La réponse est « oui », et il faut le considérer comme un prétexte à vivre une expérience collective. Cela nécessite un changement de paradigme et le fait que les consommateurs ne sont pas tous là pour avaler des pistes à la recherche des sensations de glisse. Il s’agit d’intégrer la dimension émotionnelle collective dans les valeurs de l’expérience ski, au même titre que les dimensions esthétique, sportive ou encore de déconnexion. Les offices du tourisme l’ont bien compris. Ils mettent en avant, dans leur communication, ces moments de partage et de convivialité. Mais, ce sont plutôt les images de repas, d’après-ski, de fête qui permettent de véhiculer ces valeurs et les émotions partagées lors d’un séjour en station, et non l’activité ski en elle-même. Il est vrai que certains aspects de la pratique du ski alpin ou du snowboard limitent fortement les interactions émotionnelles. Le port du masque ou lunettes et parfois d’un buff recouvrant le bas du visage limitent d’emblée l’expression faciale des émotions qui sont à la base des interactions émotionnelles. De plus, le temps dédié aux échanges est limité aux moments de pause : on ne se parle et on ne se regarde que très peu lorsqu’on skie. Les files d’attente et le transport dans les remontées mécaniques peuvent être l’occasion d’échanger avec ses compagnons, si tant est que la densité sociale de la file le permette (ce qui est rarement le cas). Ainsi de par sa nature de sport individuel, son organisation et ses contraintes en termes d’équipement, l’activité ski ne propose pas les conditions optimales pour développer en permanence des interactions émotionnelles. Celles-ci sont épisodiques.

Quelles solutions pour que le ski soit une expérience collective à chaque moment ?

Il s’agit, dans un premier temps, de créer les conditions favorables aux interactions sociales et émotionnelles. Il existe déjà sur le domaine skiable des zones où les skieurs se retrouvent et passent du temps ensemble.
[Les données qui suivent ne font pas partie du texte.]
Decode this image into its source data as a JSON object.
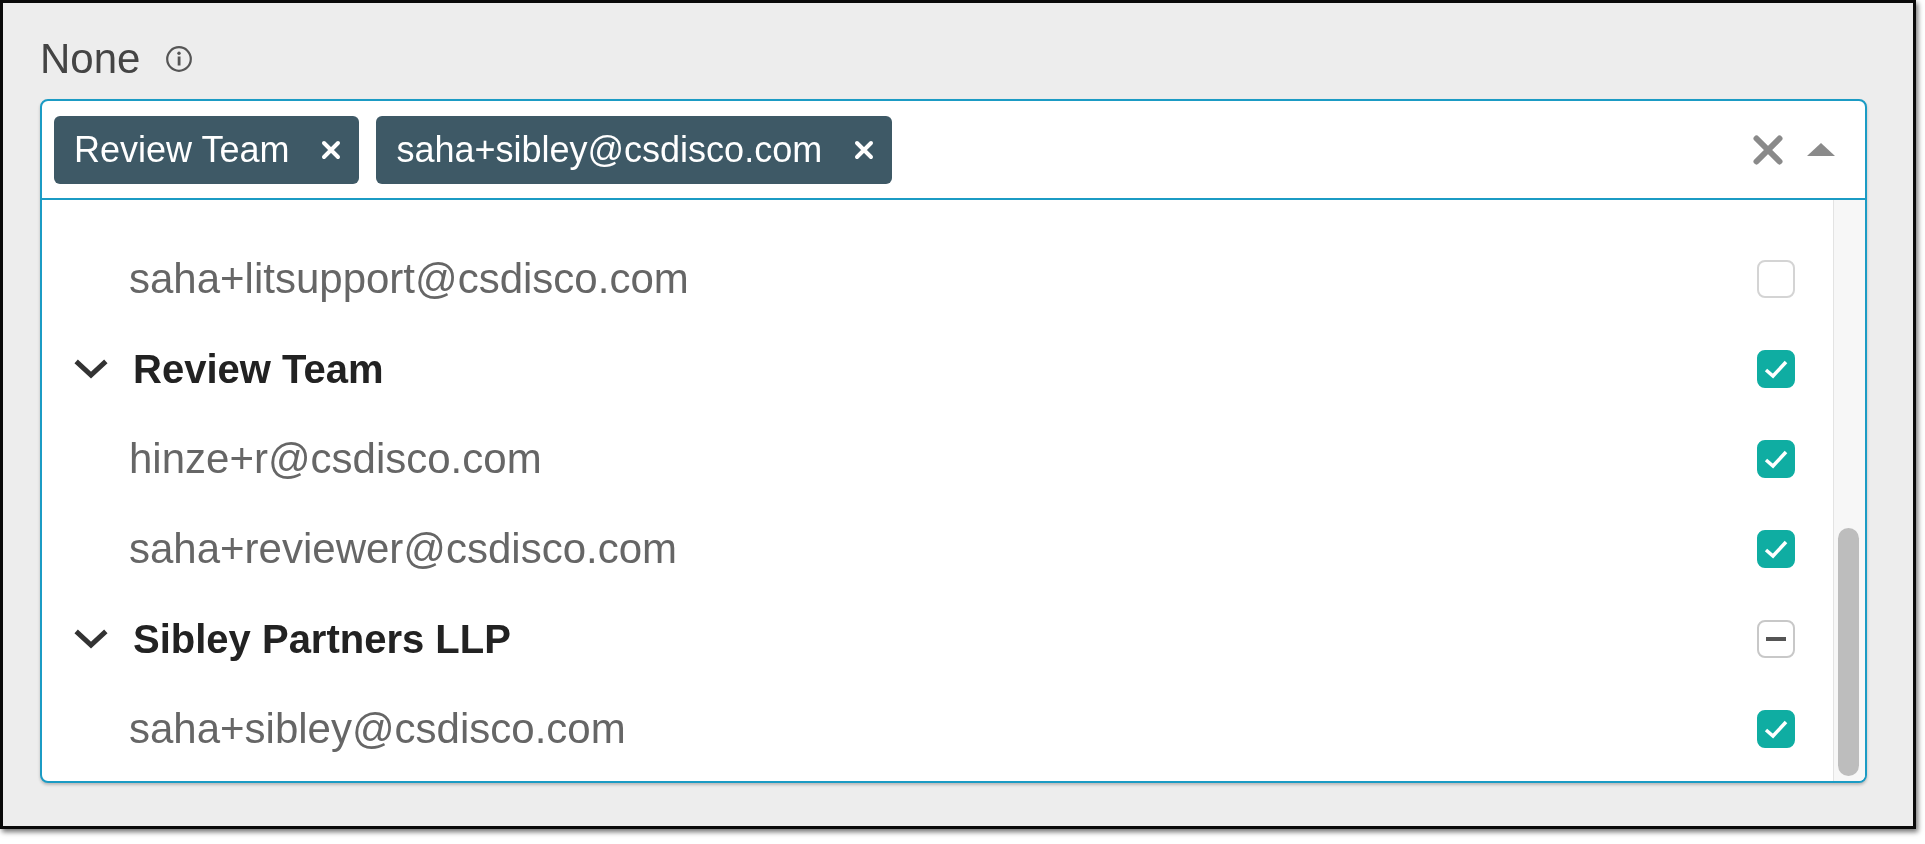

Trois zones ont été identifiées à ce niveau : les chill zones des snowparks, les pistes ludiques avec des ateliers, jeux ou les skieurs vont moins vite, partagent leur expérience, et enfin les espaces festifs (dancefloor d’altitude comme la Folie Douce). Ces espaces rencontrent un réel succès au vu de leur fréquentation.

Un premier axe de réflexion serait de repenser l’organisation spatiale du ski, en aménageant plus de lieux d’échanges, que ce soit des zones de pique-nique, de contemplation, dédiées à la photo, ou tout simplement des zones d’arrêt sécurisées afin que les pauses puissent se faire dans un espace tranquille, propice aux échanges entre skieurs. De la même manière, envisager l’attente aux remontées mécaniques comme un moment d’échange impose des modifications dans son organisation afin de prendre en compte les phénomènes de contagion émotionnelle.
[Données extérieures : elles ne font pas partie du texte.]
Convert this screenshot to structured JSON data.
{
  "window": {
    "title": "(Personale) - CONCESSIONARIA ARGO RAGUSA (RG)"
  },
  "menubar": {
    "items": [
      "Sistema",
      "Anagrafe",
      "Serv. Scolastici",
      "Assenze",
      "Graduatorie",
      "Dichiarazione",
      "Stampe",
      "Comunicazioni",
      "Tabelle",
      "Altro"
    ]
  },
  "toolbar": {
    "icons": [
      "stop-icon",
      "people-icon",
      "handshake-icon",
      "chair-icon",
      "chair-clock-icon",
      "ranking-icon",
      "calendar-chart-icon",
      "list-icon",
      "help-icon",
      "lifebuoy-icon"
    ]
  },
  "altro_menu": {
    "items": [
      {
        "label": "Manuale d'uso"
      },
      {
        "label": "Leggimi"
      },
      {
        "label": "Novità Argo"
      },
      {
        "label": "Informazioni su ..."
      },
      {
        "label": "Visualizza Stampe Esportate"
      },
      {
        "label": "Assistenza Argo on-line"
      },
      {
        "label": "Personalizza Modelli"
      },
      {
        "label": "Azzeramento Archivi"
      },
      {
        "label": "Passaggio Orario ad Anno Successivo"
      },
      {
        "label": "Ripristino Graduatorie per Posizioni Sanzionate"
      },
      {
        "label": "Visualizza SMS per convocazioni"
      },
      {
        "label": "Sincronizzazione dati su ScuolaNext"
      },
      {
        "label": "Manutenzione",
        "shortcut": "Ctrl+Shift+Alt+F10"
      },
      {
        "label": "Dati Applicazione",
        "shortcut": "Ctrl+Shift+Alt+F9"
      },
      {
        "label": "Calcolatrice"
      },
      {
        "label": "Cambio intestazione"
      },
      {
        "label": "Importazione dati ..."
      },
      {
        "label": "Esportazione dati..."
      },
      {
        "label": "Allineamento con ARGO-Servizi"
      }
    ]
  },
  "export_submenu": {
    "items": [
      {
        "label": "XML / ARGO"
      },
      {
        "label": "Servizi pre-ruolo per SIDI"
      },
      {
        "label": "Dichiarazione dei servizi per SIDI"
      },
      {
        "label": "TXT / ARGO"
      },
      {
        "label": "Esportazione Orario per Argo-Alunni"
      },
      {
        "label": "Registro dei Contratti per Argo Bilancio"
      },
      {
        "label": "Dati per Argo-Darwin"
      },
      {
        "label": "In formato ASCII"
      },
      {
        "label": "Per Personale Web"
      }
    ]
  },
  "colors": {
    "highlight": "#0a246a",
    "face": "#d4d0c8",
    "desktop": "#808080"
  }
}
Le second axe de réflexion serait le développement d’expériences ludiques et collectives dans l’optique de susciter les interactions émotionnelles. L’aménagement du terrain, la mise en place de jeux ou défis sont des réponses, tout comme l’évènementiel. En effet, les évènements sur les pistes sont une solution pour favoriser ce partage d’émotions lors de l’activité ski. Les évènements ludiques par équipe tels que Le grand prix de Serre-Chevalier, ou the Game by ESF, ou les festivals de musique qui se tiennent sur les pistes (Rock the Pistes, Tomorrowland Winter, etc.), remplissent ce rôle à merveille, ce qui est une des raisons de leur succès.
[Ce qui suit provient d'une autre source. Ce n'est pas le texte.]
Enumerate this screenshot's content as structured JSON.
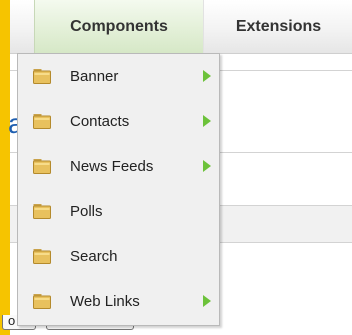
{
  "menubar": {
    "items": [
      {
        "label": "Components"
      },
      {
        "label": "Extensions"
      }
    ]
  },
  "background": {
    "partial_letter": "a",
    "partial_text_bottom": "o"
  },
  "dropdown": {
    "items": [
      {
        "label": "Banner",
        "icon": "folder-icon",
        "has_submenu": true
      },
      {
        "label": "Contacts",
        "icon": "folder-icon",
        "has_submenu": true
      },
      {
        "label": "News Feeds",
        "icon": "folder-icon",
        "has_submenu": true
      },
      {
        "label": "Polls",
        "icon": "folder-icon",
        "has_submenu": false
      },
      {
        "label": "Search",
        "icon": "folder-icon",
        "has_submenu": false
      },
      {
        "label": "Web Links",
        "icon": "folder-icon",
        "has_submenu": true
      }
    ]
  },
  "colors": {
    "frame": "#f6c400",
    "active_menu": "#dceccf",
    "submenu_arrow": "#6cc23a",
    "link_blue": "#1f5fb0"
  }
}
Ainsi, pour répondre au besoin de partage et de vécu collectif des skieurs, les décideurs doivent intégrer cette dimension émotionnelle collective dans le développement de leur offre sur piste. Il s’agit in fine d’imaginer la pratique du ski, non plus comme une production d’émotions individuelles, mais comme une production d’émotions partagées.

Nico Didry est chercheur en comportement du consommateur au laboratoire CREG. Spécialiste de marketing expérientiel et sociologie de la consommation, il est responsable du Master « Stratégies Économiques du Sport et du Tourisme » (SEST).